We have been facing failures for in-flight transactions during failover between Siteminder policy server & CA Directory nodes.
Whenever we take one of the ca directory node ( router + data dsa both shutdown) on one box, policy server is not seamlessly failing over to other node.
The in-flight transactions are failing.
1. Understand that policy server supports in-built load balancing & failover then also shutdown of directory nodes is causing in-flight transactions to fail. Any reasons?
2. Understand that policy server establishes a ping connection and in an interval of 30seconds, it pings to check health status of each directory node.

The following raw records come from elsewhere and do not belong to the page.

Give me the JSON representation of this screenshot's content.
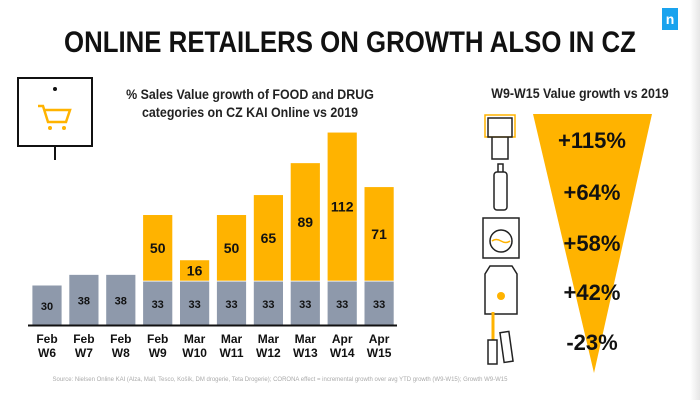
{
  "title": "ONLINE RETAILERS ON GROWTH ALSO IN CZ",
  "logo": "n",
  "source": "Source: Nielsen Online KAI (Alza, Mall, Tesco, Košík, DM drogerie, Teta Drogerie); CORONA effect = incremental growth over avg YTD growth (W9-W15); Growth W9-W15",
  "colors": {
    "base": "#8e99ab",
    "corona": "#ffb300",
    "logo": "#1aa3ee"
  },
  "chart_data": {
    "type": "bar",
    "stacked": true,
    "title": "% Sales Value growth of FOOD and DRUG categories on CZ KAI Online vs 2019",
    "categories": [
      [
        "Feb",
        "W6"
      ],
      [
        "Feb",
        "W7"
      ],
      [
        "Feb",
        "W8"
      ],
      [
        "Feb",
        "W9"
      ],
      [
        "Mar",
        "W10"
      ],
      [
        "Mar",
        "W11"
      ],
      [
        "Mar",
        "W12"
      ],
      [
        "Mar",
        "W13"
      ],
      [
        "Apr",
        "W14"
      ],
      [
        "Apr",
        "W15"
      ]
    ],
    "series": [
      {
        "values": [
          30,
          38,
          38,
          33,
          33,
          33,
          33,
          33,
          33,
          33
        ],
        "color": "#8e99ab"
      },
      {
        "values": [
          null,
          null,
          null,
          50,
          16,
          50,
          65,
          89,
          112,
          71
        ],
        "color": "#ffb300"
      }
    ],
    "ylim": [
      0,
      150
    ],
    "grid": false
  },
  "right": {
    "title": "W9-W15 Value growth vs 2019",
    "items": [
      {
        "icon": "toilet-paper-icon",
        "value": "+115%"
      },
      {
        "icon": "baby-bottle-icon",
        "value": "+64%"
      },
      {
        "icon": "washing-machine-icon",
        "value": "+58%"
      },
      {
        "icon": "pet-food-icon",
        "value": "+42%"
      },
      {
        "icon": "cosmetics-icon",
        "value": "-23%"
      }
    ]
  }
}
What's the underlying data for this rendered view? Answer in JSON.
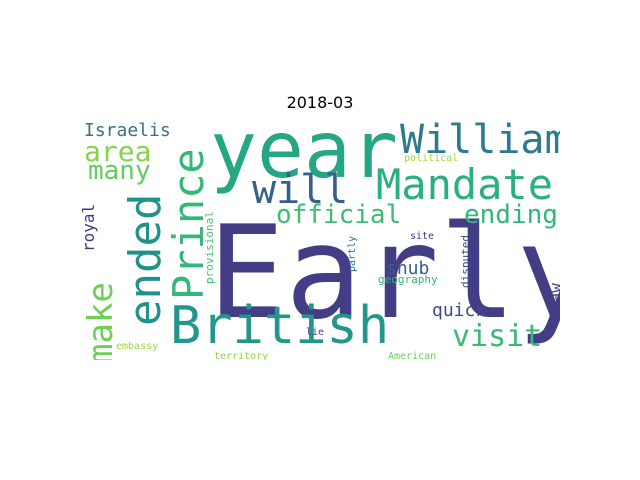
{
  "title": "2018-03",
  "words": [
    {
      "text": "Early",
      "color": "#423d85"
    },
    {
      "text": "year",
      "color": "#26a784"
    },
    {
      "text": "British",
      "color": "#23968b"
    },
    {
      "text": "William",
      "color": "#2d7a8e"
    },
    {
      "text": "Mandate",
      "color": "#2aaf7f"
    },
    {
      "text": "Prince",
      "color": "#35b779"
    },
    {
      "text": "ended",
      "color": "#21918c"
    },
    {
      "text": "will",
      "color": "#355f8d"
    },
    {
      "text": "make",
      "color": "#6ece58"
    },
    {
      "text": "official",
      "color": "#3dbc74"
    },
    {
      "text": "ending",
      "color": "#33b67a"
    },
    {
      "text": "area",
      "color": "#84d44b"
    },
    {
      "text": "many",
      "color": "#63cb5f"
    },
    {
      "text": "visit",
      "color": "#3aba76"
    },
    {
      "text": "Israelis",
      "color": "#3b6f8e"
    },
    {
      "text": "royal",
      "color": "#463480"
    },
    {
      "text": "snub",
      "color": "#355e8d"
    },
    {
      "text": "quick",
      "color": "#3e4a89"
    },
    {
      "text": "saw",
      "color": "#424086"
    },
    {
      "text": "provisional",
      "color": "#46c06f"
    },
    {
      "text": "political",
      "color": "#9dd93b"
    },
    {
      "text": "site",
      "color": "#46337f"
    },
    {
      "text": "partly",
      "color": "#2e6f8e"
    },
    {
      "text": "geography",
      "color": "#2fb47c"
    },
    {
      "text": "disputed",
      "color": "#3e4989"
    },
    {
      "text": "lie",
      "color": "#414287"
    },
    {
      "text": "embassy",
      "color": "#9bd93c"
    },
    {
      "text": "territory",
      "color": "#8bd646"
    },
    {
      "text": "American",
      "color": "#6ccd5a"
    }
  ]
}
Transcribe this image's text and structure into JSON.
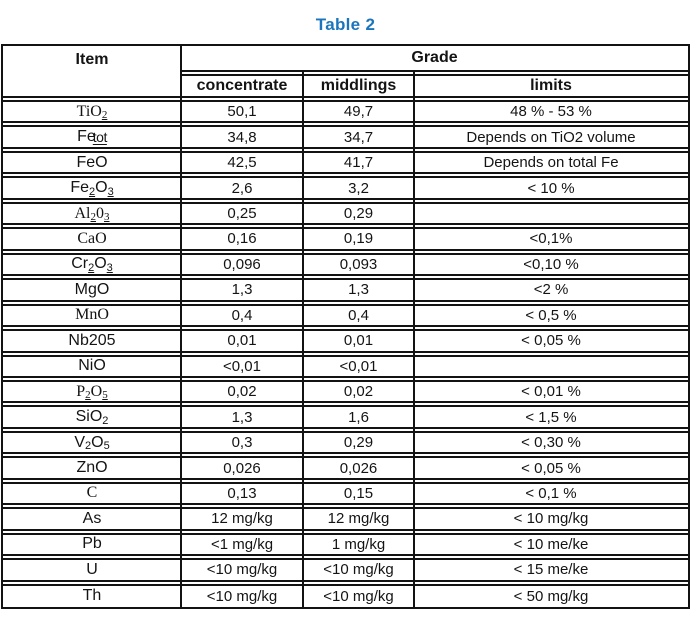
{
  "title": "Table 2",
  "colors": {
    "accent": "#1b75bc",
    "border": "#131313",
    "text": "#141414"
  },
  "table": {
    "header": {
      "item": "Item",
      "grade": "Grade",
      "subcolumns": [
        "concentrate",
        "middlings",
        "limits"
      ]
    },
    "rows": [
      {
        "item": [
          {
            "t": "TiO"
          },
          {
            "t": "2",
            "style": "sub u"
          }
        ],
        "serif": true,
        "concentrate": "50,1",
        "middlings": "49,7",
        "limits": "48 % - 53 %"
      },
      {
        "item": [
          {
            "t": "Fe"
          },
          {
            "t": "tot",
            "style": "tot"
          }
        ],
        "concentrate": "34,8",
        "middlings": "34,7",
        "limits": "Depends on TiO2 volume"
      },
      {
        "item": [
          {
            "t": "FeO"
          }
        ],
        "concentrate": "42,5",
        "middlings": "41,7",
        "limits": "Depends on total Fe"
      },
      {
        "item": [
          {
            "t": "Fe"
          },
          {
            "t": "2",
            "style": "sub u"
          },
          {
            "t": "O"
          },
          {
            "t": "3",
            "style": "sub u"
          }
        ],
        "concentrate": "2,6",
        "middlings": "3,2",
        "limits": "< 10 %"
      },
      {
        "item": [
          {
            "t": "Al"
          },
          {
            "t": "2",
            "style": "sub u"
          },
          {
            "t": "0"
          },
          {
            "t": "3",
            "style": "sub u"
          }
        ],
        "serif": true,
        "concentrate": "0,25",
        "middlings": "0,29",
        "limits": ""
      },
      {
        "item": [
          {
            "t": "CaO"
          }
        ],
        "serif": true,
        "concentrate": "0,16",
        "middlings": "0,19",
        "limits": "<0,1%"
      },
      {
        "item": [
          {
            "t": "Cr"
          },
          {
            "t": "2",
            "style": "sub u"
          },
          {
            "t": "O"
          },
          {
            "t": "3",
            "style": "sub u"
          }
        ],
        "concentrate": "0,096",
        "middlings": "0,093",
        "limits": "<0,10 %"
      },
      {
        "item": [
          {
            "t": "MgO"
          }
        ],
        "concentrate": "1,3",
        "middlings": "1,3",
        "limits": "<2 %"
      },
      {
        "item": [
          {
            "t": "MnO"
          }
        ],
        "serif": true,
        "concentrate": "0,4",
        "middlings": "0,4",
        "limits": "< 0,5 %"
      },
      {
        "item": [
          {
            "t": "Nb205"
          }
        ],
        "concentrate": "0,01",
        "middlings": "0,01",
        "limits": "< 0,05 %"
      },
      {
        "item": [
          {
            "t": "NiO"
          }
        ],
        "concentrate": "<0,01",
        "middlings": "<0,01",
        "limits": ""
      },
      {
        "item": [
          {
            "t": "P"
          },
          {
            "t": "2",
            "style": "sub u"
          },
          {
            "t": "O"
          },
          {
            "t": "5",
            "style": "sub u"
          }
        ],
        "serif": true,
        "concentrate": "0,02",
        "middlings": "0,02",
        "limits": "< 0,01 %"
      },
      {
        "item": [
          {
            "t": "SiO"
          },
          {
            "t": "2",
            "style": "sub"
          }
        ],
        "concentrate": "1,3",
        "middlings": "1,6",
        "limits": "< 1,5 %"
      },
      {
        "item": [
          {
            "t": "V"
          },
          {
            "t": "2",
            "style": "sub"
          },
          {
            "t": "O"
          },
          {
            "t": "5",
            "style": "sub"
          }
        ],
        "concentrate": "0,3",
        "middlings": "0,29",
        "limits": "< 0,30 %"
      },
      {
        "item": [
          {
            "t": "ZnO"
          }
        ],
        "concentrate": "0,026",
        "middlings": "0,026",
        "limits": "< 0,05 %"
      },
      {
        "item": [
          {
            "t": "C"
          }
        ],
        "serif": true,
        "concentrate": "0,13",
        "middlings": "0,15",
        "limits": "< 0,1 %"
      },
      {
        "item": [
          {
            "t": "As"
          }
        ],
        "concentrate": "12 mg/kg",
        "middlings": "12 mg/kg",
        "limits": "< 10 mg/kg"
      },
      {
        "item": [
          {
            "t": "Pb"
          }
        ],
        "concentrate": "<1 mg/kg",
        "middlings": "1 mg/kg",
        "limits": "< 10 me/ke"
      },
      {
        "item": [
          {
            "t": "U"
          }
        ],
        "concentrate": "<10 mg/kg",
        "middlings": "<10 mg/kg",
        "limits": "< 15 me/ke"
      },
      {
        "item": [
          {
            "t": "Th"
          }
        ],
        "concentrate": "<10 mg/kg",
        "middlings": "<10 mg/kg",
        "limits": "< 50 mg/kg"
      }
    ]
  }
}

Is there an option to reduce this ping duration?
Due to 30 seconds, policy server may take for e.g. 30 seconds to detect that a node is down and all the ongoing operations to that node will fail. is this understanding correct?
3. Every authentication call to policy server would consist of Ldap ping, bind & search and Policy server establishes persistent connections to LDAP. Is this correct?
4. If yes, does it mean that when one directory server is going down, all the ongoing operations to that node should fail until failover has happened to other node?
A Possible setup ( need views if it's correct to do so or not):
a. We are thinking of setting up a load balancer between Siteminder policy server & CA Directory nodes.
b. In Policy server user directory configurations, to maintain multiple concurrent connection to directory nodes, we will mention LDAP laod balancer url multiple times.
c. Have a LDAP health-check monitor configured at Load Balancer level which will make a LDAP bind & search call every second and on 2 failures, would mark a node down and failover to other node.
d. This would reduce the time that is taken to detect that a directory node is down and would reduce no. of in-flight transaction failures.
e. This should take care of planned or unplanned shutdown of CA Directory nodes.
Let me know if anyone sees issues with this setup.